Michael Hershman (Forbes Asia)

The debate in Malaysia between those who want more government and those in the private sector who believe prosperity and job creation can best occur with less government is not unusual.  It is occurring all over the world—in the U.S., in the EU and the recent French presidential elections, and throughout nations in Asia and the Pacific Rim.

But it is apparent that the ultimate solution is neither total reliance on government nor the private sector, but rather, a third-way path—a public-private partnership to bring prosperity and economic progress to the average citizen.

That is the model that, in the last several years, Malaysian Prime Minister Najib bin Tun Abdul Razak has followed to implement his Economic Transformation Program (ETP) and Government Transformation Program.

When he began the ETP a year ago, he established specific goals to be achieved by the year 2020—to transform Malaysia into a higher development nation with a per-capital income of at least $15,000 and to attract and channel $444 billion in most private investments to break Malaysia out of the “middle-income” trap and economic stagnation that it had experienced in recent years.

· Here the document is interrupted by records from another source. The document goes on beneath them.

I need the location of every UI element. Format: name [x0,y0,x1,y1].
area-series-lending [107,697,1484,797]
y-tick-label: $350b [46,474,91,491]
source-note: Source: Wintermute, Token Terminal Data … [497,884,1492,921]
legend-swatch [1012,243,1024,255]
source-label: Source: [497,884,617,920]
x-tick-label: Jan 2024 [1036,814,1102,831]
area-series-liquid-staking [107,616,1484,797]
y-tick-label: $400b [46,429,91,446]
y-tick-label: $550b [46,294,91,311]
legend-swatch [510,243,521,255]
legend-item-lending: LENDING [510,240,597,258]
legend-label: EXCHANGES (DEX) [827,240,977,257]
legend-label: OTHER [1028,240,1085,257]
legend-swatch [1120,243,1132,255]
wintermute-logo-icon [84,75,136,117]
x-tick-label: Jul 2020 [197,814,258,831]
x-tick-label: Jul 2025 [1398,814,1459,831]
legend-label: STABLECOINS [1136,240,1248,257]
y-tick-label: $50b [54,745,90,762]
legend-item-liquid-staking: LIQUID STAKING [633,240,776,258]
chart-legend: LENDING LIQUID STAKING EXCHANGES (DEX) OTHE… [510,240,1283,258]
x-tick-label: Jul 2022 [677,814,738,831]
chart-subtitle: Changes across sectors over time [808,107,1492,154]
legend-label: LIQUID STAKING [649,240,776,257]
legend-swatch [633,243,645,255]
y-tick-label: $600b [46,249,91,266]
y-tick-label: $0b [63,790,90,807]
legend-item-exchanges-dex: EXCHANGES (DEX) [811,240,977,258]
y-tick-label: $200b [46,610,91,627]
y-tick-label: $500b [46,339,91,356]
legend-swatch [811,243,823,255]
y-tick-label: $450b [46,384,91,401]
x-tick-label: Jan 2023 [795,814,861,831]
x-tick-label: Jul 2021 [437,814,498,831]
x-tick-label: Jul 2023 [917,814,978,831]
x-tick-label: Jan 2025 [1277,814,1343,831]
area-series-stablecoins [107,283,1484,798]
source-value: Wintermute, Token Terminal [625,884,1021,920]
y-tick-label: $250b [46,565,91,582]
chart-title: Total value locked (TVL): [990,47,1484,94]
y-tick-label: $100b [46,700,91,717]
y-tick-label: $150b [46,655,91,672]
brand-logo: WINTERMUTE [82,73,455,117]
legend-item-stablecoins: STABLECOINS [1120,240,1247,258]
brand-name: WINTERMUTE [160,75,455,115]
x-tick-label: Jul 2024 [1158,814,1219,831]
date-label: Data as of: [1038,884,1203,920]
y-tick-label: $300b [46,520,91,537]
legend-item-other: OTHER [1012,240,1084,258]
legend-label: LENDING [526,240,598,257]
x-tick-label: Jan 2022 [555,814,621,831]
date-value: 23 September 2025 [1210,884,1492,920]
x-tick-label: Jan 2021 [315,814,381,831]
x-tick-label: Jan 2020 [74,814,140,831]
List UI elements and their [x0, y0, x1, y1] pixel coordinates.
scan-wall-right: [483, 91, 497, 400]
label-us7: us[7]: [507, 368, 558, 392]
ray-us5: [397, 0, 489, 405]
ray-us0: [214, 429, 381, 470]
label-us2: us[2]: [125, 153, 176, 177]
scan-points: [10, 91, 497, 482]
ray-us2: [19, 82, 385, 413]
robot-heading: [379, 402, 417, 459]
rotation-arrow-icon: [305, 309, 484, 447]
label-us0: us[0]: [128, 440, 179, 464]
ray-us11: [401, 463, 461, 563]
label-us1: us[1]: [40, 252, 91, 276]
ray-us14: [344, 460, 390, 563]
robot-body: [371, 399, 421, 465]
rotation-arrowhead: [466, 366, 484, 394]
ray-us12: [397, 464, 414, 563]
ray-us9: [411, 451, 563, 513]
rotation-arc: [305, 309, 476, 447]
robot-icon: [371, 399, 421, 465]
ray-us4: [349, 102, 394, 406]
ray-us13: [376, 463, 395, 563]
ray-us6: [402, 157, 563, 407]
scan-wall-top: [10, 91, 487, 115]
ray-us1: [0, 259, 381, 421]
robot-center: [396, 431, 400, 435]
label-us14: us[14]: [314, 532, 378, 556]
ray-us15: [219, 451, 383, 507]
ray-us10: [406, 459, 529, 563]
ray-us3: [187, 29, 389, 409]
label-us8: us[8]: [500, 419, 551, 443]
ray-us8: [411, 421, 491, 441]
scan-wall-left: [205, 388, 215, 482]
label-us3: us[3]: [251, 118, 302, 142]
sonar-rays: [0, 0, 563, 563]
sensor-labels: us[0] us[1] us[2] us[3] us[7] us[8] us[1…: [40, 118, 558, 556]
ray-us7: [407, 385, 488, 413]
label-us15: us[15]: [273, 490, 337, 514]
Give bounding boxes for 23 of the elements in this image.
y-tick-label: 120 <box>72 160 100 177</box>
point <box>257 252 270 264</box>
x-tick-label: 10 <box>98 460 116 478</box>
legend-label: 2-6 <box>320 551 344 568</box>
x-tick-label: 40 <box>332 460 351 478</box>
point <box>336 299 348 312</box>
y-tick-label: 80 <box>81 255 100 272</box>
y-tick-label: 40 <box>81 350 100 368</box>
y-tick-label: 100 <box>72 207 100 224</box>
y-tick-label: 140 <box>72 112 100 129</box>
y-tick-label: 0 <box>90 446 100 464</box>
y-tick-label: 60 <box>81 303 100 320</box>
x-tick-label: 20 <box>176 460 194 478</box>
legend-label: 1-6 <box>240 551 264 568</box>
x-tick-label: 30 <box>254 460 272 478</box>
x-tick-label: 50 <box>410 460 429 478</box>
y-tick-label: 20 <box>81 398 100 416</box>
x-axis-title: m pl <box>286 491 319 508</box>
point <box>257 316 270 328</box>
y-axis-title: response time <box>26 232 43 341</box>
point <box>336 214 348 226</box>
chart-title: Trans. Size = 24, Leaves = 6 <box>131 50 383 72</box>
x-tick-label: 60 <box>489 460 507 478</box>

Consistent with the “third way” mixture of government and private market leadership, he turned to one of his ministers, Mr. Idris Jala, a former successful chief executive of Malaysia Airlines, to lead the ETP. Prime Minister Najib and Mr. Jala have committed to reduce the country’s chronic budget deficits over five-to-seven years, streamline government to make it more conducive to private sector investment and job creation. And they already have made considerable progress.

For example, the ETP has moved to cut by half 761 varieties of licenses that under the current system are required for most business startups to acquire. And under Najib and Jala’s leadership, the government has reduced the state’s large role in the economy by divesting stakes in 33 companies.

On a variety of social progress fronts, Mr. Najib’s government has moved aggressively to improve the quality of life of the average Malaysian. In 2010 and 2011 participants in the GTP conducted “laboratory sessions” to establish specific, achievable social goals in six areas: raising public living standards; improving education outcomes; reducing crime; advancing the fight against government corruption; enhancing urban public transportation; and improving rural basic infrastructure.

Results have been apparent and measurable. By the end of 2011, Malaysia witnessed a 35% reduction in street crime in high-crime neighborhoods and built over 35,000 low-cost housing units. The government created anti-corruption courts to adjudicate corruption cases within 12 months and passed a strong whistle-blower law to protect the courageous individuals who come forward to report and identify corrupt practices and public officials.

Further measures were enacted to strengthen private-sector competitiveness, including a new law that levels the playing field for businesses and guards against anti-competitive practices.  And the movement to reduce government ownership and to divest functions to the private sector, where efficiencies and jobs can be allowed to flourish, continued.  The oil, gas and energy sector realized significant incentives for exploration of marginal oil and gas fields.